Bagpipes and razor's-edge rock 'n' roll?
Madison firefighters and an amplified Woody Guthrie who is featured on the cover of the latest issue of Rolling Stone magazine?
Absolutely. It's right in tune with the struggle that Wisconsinites have engaged in for the past seven months.
This is the new solidarity, crossing lines of class, politics, ideology and musical genre. And Morello has understood from the day, last February, when he rallied the tens of thousands of protesters outside the state Capitol in Madison. "I've played hundreds and hundreds of demonstrations but I've never been in the middle of anything like this," Morello told me the other day, when we talked about his planned return to Madison for the Labor Day show at the Barrymore Theatre with McIlrath, Kramer and other musicians as part of a Justice Tour that will go on to the battleground states of Ohio and Michigan. "The people of Wisconsin are forming one of the last lines of defense against complete corporate control. There's a vicious class war going on, but only one side was fighting it -- the billionaires and the politicians they prop up. There wasn't a fightback, at least not a sufficient fightback, until Wisconsin."

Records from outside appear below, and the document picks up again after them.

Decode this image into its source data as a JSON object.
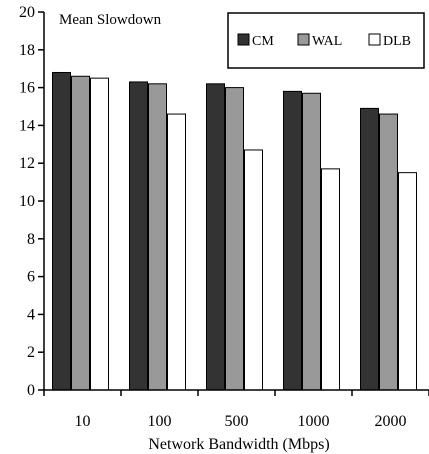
{
  "chart_data": {
    "type": "bar",
    "title": "Mean Slowdown",
    "xlabel": "Network Bandwidth (Mbps)",
    "ylabel": "",
    "categories": [
      "10",
      "100",
      "500",
      "1000",
      "2000"
    ],
    "series": [
      {
        "name": "CM",
        "color": "#333333",
        "values": [
          16.8,
          16.3,
          16.2,
          15.8,
          14.9
        ]
      },
      {
        "name": "WAL",
        "color": "#999999",
        "values": [
          16.6,
          16.2,
          16.0,
          15.7,
          14.6
        ]
      },
      {
        "name": "DLB",
        "color": "#ffffff",
        "values": [
          16.5,
          14.6,
          12.7,
          11.7,
          11.5
        ]
      }
    ],
    "ylim": [
      0,
      20
    ],
    "yticks": [
      "0",
      "2",
      "4",
      "6",
      "8",
      "10",
      "12",
      "14",
      "16",
      "18",
      "20"
    ],
    "grid": false,
    "legend_position": "top-right"
  }
}
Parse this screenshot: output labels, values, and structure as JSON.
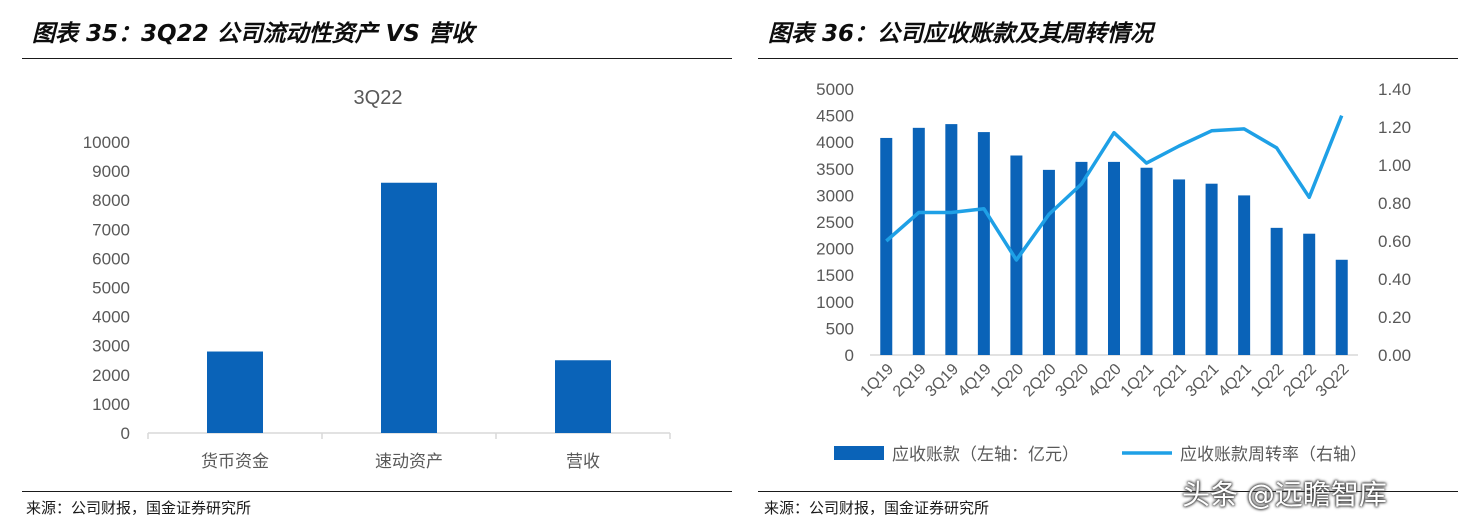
{
  "left_panel": {
    "title": "图表 35：3Q22 公司流动性资产 VS 营收",
    "source": "来源：公司财报，国金证券研究所"
  },
  "right_panel": {
    "title": "图表 36：公司应收账款及其周转情况",
    "source": "来源：公司财报，国金证券研究所"
  },
  "watermark": "头条 @远瞻智库",
  "colors": {
    "bar": "#0a63b8",
    "line": "#1ea0e6",
    "axis": "#d9d9d9",
    "text": "#595959"
  },
  "chart_data": [
    {
      "type": "bar",
      "title": "3Q22",
      "categories": [
        "货币资金",
        "速动资产",
        "营收"
      ],
      "values": [
        2800,
        8600,
        2500
      ],
      "ylim": [
        0,
        10000
      ],
      "yticks": [
        "0",
        "1000",
        "2000",
        "3000",
        "4000",
        "5000",
        "6000",
        "7000",
        "8000",
        "9000",
        "10000"
      ],
      "grid": false,
      "xlabel": "",
      "ylabel": ""
    },
    {
      "type": "bar",
      "title": "",
      "categories": [
        "1Q19",
        "2Q19",
        "3Q19",
        "4Q19",
        "1Q20",
        "2Q20",
        "3Q20",
        "4Q20",
        "1Q21",
        "2Q21",
        "3Q21",
        "4Q21",
        "1Q22",
        "2Q22",
        "3Q22"
      ],
      "series": [
        {
          "name": "应收账款（左轴：亿元）",
          "type": "bar",
          "axis": "left",
          "values": [
            4080,
            4270,
            4340,
            4190,
            3750,
            3480,
            3630,
            3630,
            3520,
            3300,
            3220,
            3000,
            2390,
            2280,
            1790
          ]
        },
        {
          "name": "应收账款周转率（右轴）",
          "type": "line",
          "axis": "right",
          "values": [
            0.6,
            0.75,
            0.75,
            0.77,
            0.5,
            0.74,
            0.9,
            1.17,
            1.01,
            1.1,
            1.18,
            1.19,
            1.09,
            0.83,
            1.26
          ]
        }
      ],
      "ylim_left": [
        0,
        5000
      ],
      "yticks_left": [
        "0",
        "500",
        "1000",
        "1500",
        "2000",
        "2500",
        "3000",
        "3500",
        "4000",
        "4500",
        "5000"
      ],
      "ylim_right": [
        0,
        1.4
      ],
      "yticks_right": [
        "0.00",
        "0.20",
        "0.40",
        "0.60",
        "0.80",
        "1.00",
        "1.20",
        "1.40"
      ],
      "legend": "bottom",
      "grid": false
    }
  ]
}
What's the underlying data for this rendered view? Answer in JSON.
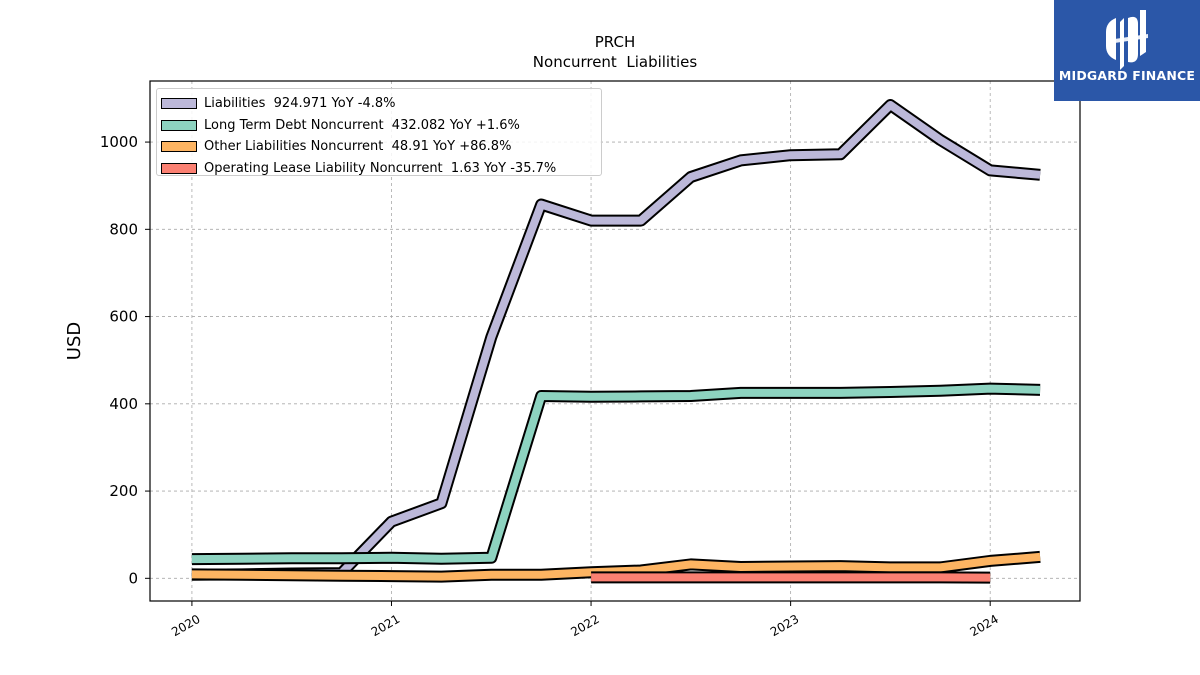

Back in February and March, the Local 311 bagpipers were on the front line as they led marches on the Capitol in defense of labor rights and local democracy -- and against the corporate cronyism of Governor Scott Walker. For some of the largest protests, they were joined by pipers from across the state who played the ancient instrument of popular insurrection.
Morello's instrument is different. He plays the guitar, so brilliantly that, with Rage Against the Machine, he won two Grammy Awards and was nominated for five more. He's been to the top of the Billboard charts with Rage and Audioslave.